Harper was also asked whether he would be leading the Conservatives into the next election, a question that elicited a chuckle from the prime minister.
“The answer to the last question is, of course, yes,” he said as partisan supporters cheered.
“I’m actually disappointed you feel the need to ask that question.”
It’s not the first time Harper has used prorogation, a standard parliamentary tool that has the effect of cancelling the bulk of any legislation that’s still before the House.
In December 2008, Harper prorogued rather than face a vote of non-confidence when his Conservatives held a minority government and the Liberals, New Democrats and Bloc Quebecois were threatening his grip on power.
He prorogued again the following year, halting House of Commons committee hearings into the treatment of Afghan detainees and killing a number of pieces of legislation.
Prorogation jumped into the headlines again last fall when then-Ontario premier Dalton McGuinty, embroiled in a number of scandals, resigned as Liberal leader and called a halt to business at the provincial legislature.
In Ottawa, Senate reform legislation is just one of several bills that will die on the order paper.
That bill — which would set nine-year term limits for senators and create a mechanism for elections to the upper chamber — is a version of previously introduced legislation from 2010.
A controversy over expense claims has engulfed the Senate in recent months. The RCMP are currently investigating a number of senators — Duffy and former Conservative colleague Patrick Brazeau, as well as ex-Liberal Mac Harb.

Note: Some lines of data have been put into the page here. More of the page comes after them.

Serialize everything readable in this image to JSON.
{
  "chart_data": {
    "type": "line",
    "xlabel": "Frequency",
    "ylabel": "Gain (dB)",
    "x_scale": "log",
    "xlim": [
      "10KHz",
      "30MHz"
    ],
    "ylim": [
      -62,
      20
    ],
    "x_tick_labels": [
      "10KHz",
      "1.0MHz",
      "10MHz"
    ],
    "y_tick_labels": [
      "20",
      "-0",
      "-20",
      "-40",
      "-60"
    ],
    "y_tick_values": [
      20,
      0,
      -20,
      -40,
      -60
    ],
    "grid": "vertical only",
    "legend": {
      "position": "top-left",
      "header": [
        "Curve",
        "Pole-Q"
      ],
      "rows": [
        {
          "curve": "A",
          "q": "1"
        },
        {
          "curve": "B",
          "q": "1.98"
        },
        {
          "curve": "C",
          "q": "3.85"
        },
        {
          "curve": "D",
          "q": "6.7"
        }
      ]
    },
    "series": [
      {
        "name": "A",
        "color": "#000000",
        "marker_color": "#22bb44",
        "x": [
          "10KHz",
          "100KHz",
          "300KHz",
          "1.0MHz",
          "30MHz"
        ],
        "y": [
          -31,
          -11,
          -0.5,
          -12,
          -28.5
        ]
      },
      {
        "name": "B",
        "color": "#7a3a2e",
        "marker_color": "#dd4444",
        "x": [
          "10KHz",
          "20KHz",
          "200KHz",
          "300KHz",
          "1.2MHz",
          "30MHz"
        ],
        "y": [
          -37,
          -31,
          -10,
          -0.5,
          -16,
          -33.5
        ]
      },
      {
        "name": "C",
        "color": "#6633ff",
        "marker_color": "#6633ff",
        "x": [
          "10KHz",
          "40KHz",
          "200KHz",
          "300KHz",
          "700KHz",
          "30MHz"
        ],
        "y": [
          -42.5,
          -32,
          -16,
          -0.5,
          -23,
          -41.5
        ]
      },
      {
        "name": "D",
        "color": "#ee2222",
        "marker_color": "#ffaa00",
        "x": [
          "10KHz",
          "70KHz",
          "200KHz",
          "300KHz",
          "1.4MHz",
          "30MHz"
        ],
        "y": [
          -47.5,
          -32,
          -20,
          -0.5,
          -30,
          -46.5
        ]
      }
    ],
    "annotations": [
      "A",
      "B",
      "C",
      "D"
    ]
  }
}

The Senate has also asked the Mounties to look into Wallin, another former Conservative who has been ordered to repay some $121,000 in disallowed travel claims, and will likely be required to pay even more.
Earlier this year, Harper vouched for Wallin’s “travel costs” in the Commons, but the Prime Minister’s Office has since said he was only talking about Wallin’s overall travel budget, not individual claims.
In Whitehorse, Harper sidestepped a question about his previous defence of Wallin’s expenses.
“Of course, at the time I indicated that all of the senator’s expenses would be subject to robust scrutiny … through an audit that, of course, has since been done and obviously has uncovered some significant problems,” he said.
“The senator has not been a member of our caucus for some months, but I would expect that action will be taken to ensure full accountability for any breaking of rules.”
Other legislation to be affected by prorogation includes changes to the Canada Elections Act to establish new rules for political loans, and a private member’s bill that would require labour unions to publish detailed financial information.
In the case of the labour union bill, also known as Bill C-377, the library of Parliament says the legislation would be restored to third reading, the last stage completed by the House of Commons.
“Thus, the bill would be sent back to the Senate in the same state it had been when it was passed at third reading by the House in December 2012, prior to the Senate amendment,” the library said in an email.
“The Senate would then begin the process of considering the bill anew; the Senate may vote to pass the bill unamended, amend the bill in precisely the same way it had been amended before, or introduce entirely new amendments.”